Mark Weller of Californian’s for Pesticide Reform discusses the tribunal planned for the 12th of September as well as other issues of pesticide reform in California.
People’s Tribunal on Pesticide Use and Civil Rights in California | Live Event and Webinar
To register for online access: https://campusgroups.uci.edu/law/rsvp_boot?id=1928779
Tue, Sep 12, 2023
1 PM – 4 PM PDT (GMT-7)
Lindsay Wellness Center, Tulare County, CA
By any measure, farmworkers and agricultural communities are among the least protected and least visible populations in the United States. In California, 97% of farmworkers are Latinx, 92% are Spanish-speaking, and over 90% are immigrants. The first finding of a violation of EPA regulations under Title VI of the Civil Rights Act of 1964 was made in Angelita C., on behalf of children who attended schools near the use of methyl bromide. While state and federal laws prohibit state-funded discrimination and require agencies to advance environmental justice, farmworkers, parents and children who attend schools near pesticide use, and agricultural communities rarely have access to justice via traditional means.
In response, Californians for Pesticide Reform and the University of California, Irvine are hosting a People’s Tribunal at the Lindsay Wellness Center in Tulare County, California on September 12, 2023. The event is a forum for community members to deliberate over civil rights in the context of pesticide use and exposure. People’s tribunals take the form of legal proceedings run by public figures, legal practitioners, and community leaders. Designed to demand accountability, their claim to authority begins with the argument that members of the community are competent to invoke and apply the law on their own when governments are unwilling to do so. The Tribunal is made possible by a generous grant from the Robert Wood Johnson Foundation.

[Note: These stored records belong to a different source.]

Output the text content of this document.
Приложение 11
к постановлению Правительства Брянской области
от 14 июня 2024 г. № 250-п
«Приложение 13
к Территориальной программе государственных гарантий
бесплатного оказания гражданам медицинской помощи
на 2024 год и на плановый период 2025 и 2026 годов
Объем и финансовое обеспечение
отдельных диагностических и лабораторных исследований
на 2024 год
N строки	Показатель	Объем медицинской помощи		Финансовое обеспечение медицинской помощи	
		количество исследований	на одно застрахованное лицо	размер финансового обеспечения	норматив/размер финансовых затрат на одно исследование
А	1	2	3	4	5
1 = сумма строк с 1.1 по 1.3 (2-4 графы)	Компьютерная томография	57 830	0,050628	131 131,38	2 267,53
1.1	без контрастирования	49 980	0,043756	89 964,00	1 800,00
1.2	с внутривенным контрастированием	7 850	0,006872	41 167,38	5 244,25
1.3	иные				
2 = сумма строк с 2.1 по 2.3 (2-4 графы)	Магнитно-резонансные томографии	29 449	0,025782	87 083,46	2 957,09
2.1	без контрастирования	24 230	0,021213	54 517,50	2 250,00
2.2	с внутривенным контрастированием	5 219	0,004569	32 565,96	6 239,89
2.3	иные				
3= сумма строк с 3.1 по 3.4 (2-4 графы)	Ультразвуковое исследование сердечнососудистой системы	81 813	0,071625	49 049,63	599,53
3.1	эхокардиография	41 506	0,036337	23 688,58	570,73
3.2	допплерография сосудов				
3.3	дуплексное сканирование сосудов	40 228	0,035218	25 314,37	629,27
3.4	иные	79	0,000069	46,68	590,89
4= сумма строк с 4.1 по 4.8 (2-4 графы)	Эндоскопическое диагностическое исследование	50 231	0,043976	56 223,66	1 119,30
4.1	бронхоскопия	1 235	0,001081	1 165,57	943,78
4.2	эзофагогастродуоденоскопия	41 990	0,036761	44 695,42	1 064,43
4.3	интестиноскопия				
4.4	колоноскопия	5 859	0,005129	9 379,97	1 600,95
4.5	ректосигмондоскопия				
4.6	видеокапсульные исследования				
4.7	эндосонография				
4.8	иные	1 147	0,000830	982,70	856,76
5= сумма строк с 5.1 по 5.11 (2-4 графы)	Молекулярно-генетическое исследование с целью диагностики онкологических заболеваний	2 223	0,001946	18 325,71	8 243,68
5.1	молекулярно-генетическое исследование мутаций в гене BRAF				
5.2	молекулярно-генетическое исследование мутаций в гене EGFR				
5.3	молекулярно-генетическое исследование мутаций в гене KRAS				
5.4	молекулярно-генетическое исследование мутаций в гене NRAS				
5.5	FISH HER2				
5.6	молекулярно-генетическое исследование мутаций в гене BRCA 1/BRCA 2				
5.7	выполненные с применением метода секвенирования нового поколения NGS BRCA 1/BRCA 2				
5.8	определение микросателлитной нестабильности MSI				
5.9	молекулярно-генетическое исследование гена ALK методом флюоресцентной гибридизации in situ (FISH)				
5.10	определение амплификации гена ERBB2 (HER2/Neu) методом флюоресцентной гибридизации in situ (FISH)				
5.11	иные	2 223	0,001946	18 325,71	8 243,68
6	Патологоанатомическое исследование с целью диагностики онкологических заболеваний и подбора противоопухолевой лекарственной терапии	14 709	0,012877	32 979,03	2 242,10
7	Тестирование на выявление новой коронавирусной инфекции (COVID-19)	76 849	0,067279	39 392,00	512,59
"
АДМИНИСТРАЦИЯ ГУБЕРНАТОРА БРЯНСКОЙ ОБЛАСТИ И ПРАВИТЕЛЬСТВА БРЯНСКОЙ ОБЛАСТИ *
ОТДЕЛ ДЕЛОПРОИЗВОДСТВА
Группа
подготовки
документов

The Tribunal will feature community testimony on subjects including: (1) Generations of work to address harms to farmworkers and schools from pesticide use in California, with a focus on regulatory gaps; (2) Scientific research to understand those harms, with a focus on links and relationships among pesticide use, exposure, and harm; (3) Local coalition testimony from across the region, with a focus on community experience, awareness of harms, and pressing concerns; (4) Binational and Indigenous perspectives, with a focus on the difficulty accessing enforcement and other services for those who speak Indigenous languages; (5) Community efforts to process, transform, and use public data to understand impacts and potential mitigation of pesticide use; (6) Legal requirements, including civil rights laws, and why they are under-utilized and difficult to enforce in the context of pesticide use; and (7) Potential violations of civil rights law.
Judges and speakers include:
Caroline Farrell, Professor of Law and Director, Environmental Law and Justice Clinic, Golden Gate University School of Law
Robert Chacanaca, President, Monterey Bay Central Labor Council (retired), Cupa Tribe
Dr. Caroline Cox, Senior Scientist, Center for Environmental Health (retired)
Dr. Irva Hertz-Picciotto, Professor, Department of Public Health Sciences and Chief, Division of Environmental and Occupational Health, UC Davis School of Medicine
Dr. Ann López, Executive Director, Center for Farmworker Families
Bianca Lopez, Co-Founder and Project Director, Valley Improvement Projects
Dr. Gregg Macey, Director, Center for Land, Environment, and Natural Resources, UCI Law
Timothy Malloy, Professor of Law, UCLA School of Law
Nayamin Martinez, Executive Director, Central California Environmental Justice Network
Dr. Sarait Martinez, Executive Director, Centro Binacional para el Desarrollo Ingígena Oaxaqueño
Asha Sharma, Organizing Co-Director, Pesticide Action Network North America
The Tribunal will be attended by residents of agricultural communities from across California. It will end with a preliminary statement by the judges on the evidence presented, followed by an Advisory Opinion based on witness testimony. The goal of the Tribunal is to bring the experience of thousands of workers, students, and residents to the forefront so that legislators, agency staff, organizers, attorneys, and the public can consider necessary reforms.